In the years since then, I have accumulated a team of teachers and mentors who model self-acceptance, spiritual depth, worldly accomplishment, balanced family and social lives, creativity, intelligence, and, most importantly, unconditional happiness.

I realized that as women we really can have it all, but that “all” doesn’t come from striving and accumulating, it comes from softening and listening.

My Experience

spacer Through the years, yoga and meditation have been the backbone of my life. They have taught me how to live a meaningful life, guided from within.

I took my first yoga class when I was 18 and living in Vail, Colorado for the summer. While I had been steeped in prayer and dance from a very early age, something new awakened in me during that class and I knew then and there that I would become a yoga teacher.

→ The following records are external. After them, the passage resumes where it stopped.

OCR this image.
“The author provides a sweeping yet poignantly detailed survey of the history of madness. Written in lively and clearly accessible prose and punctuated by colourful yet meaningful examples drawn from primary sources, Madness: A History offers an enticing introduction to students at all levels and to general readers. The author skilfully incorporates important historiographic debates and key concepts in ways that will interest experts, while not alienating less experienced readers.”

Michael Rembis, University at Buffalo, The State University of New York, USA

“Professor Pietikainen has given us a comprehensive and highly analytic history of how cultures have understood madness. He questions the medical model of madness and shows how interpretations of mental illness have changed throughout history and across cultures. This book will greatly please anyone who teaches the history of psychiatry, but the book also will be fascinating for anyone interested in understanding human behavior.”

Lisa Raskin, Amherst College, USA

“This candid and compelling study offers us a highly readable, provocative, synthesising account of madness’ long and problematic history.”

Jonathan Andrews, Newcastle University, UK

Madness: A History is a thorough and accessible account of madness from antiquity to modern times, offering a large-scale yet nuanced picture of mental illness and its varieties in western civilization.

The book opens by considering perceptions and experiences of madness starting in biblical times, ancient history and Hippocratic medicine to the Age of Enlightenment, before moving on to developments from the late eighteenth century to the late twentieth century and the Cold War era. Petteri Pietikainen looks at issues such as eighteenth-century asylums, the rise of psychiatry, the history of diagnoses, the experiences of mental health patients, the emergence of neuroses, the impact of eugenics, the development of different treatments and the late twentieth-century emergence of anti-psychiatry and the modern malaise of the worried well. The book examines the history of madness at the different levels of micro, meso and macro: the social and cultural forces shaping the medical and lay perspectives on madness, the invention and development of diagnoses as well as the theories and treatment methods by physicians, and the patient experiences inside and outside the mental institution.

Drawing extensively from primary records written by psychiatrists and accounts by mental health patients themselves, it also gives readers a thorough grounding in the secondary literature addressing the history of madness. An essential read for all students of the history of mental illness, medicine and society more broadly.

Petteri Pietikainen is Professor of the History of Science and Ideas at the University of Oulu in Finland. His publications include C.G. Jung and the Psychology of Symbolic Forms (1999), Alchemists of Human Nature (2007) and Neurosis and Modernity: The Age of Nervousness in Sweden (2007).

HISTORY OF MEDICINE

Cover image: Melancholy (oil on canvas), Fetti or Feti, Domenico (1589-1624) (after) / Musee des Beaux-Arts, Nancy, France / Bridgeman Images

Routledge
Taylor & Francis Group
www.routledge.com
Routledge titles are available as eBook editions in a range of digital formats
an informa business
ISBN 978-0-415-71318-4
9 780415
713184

After much dedicated practice, four years later I did just that. Since then, I have taught over 3,000 students in over a dozen countries and have gone on to become a Yoga Alliance accredited teacher trainer (E-RYT 500).

I have completed trainings with some of the greatest yoga teachers of our time: Richard Freeman, John Friend, Gurmukh Khaur Khalsa, Shiva Rea, Gary Kraftsow, Sarah Powers, and many more. Other strong inspirations on my path have been my countless hours on my meditation cushion, both on retreat and at home; master yogini, Sofia Diaz, and her ecstatic revelation of the divine dance between masculine and feminine; and Sri Swamini Mayatitananda Saraswati’s lucid and grounded teachings on Ayurveda.

Also a freelance writer, I publish my work in The Huffington Post, Yoga Journal, Yogi Times, Yogi Times Business, Fit Yoga, Natural Solutions, and Pilates Style.

Living An Authentic Life

spacer In May of 2008 I traded the mountains of northern Thailand for those of Boulder, Colorado. While I’ve left the paradise where I found my path to healing, I have learned that these are not just practices, they are a way of life.

In fact, I feel happier and more whole now than ever before. This only happened when I was willing to face the darkest parts of myself and follow my heart. It’s not always easy, and it continues to be a journey of feeling and participating in life, as honestly as I can, as the unique woman that I am.

I know that regardless of where you are in the world, what your current dress size is, what your spouse says to you, or how much money you make, you can find your way home, too. Maybe you already have.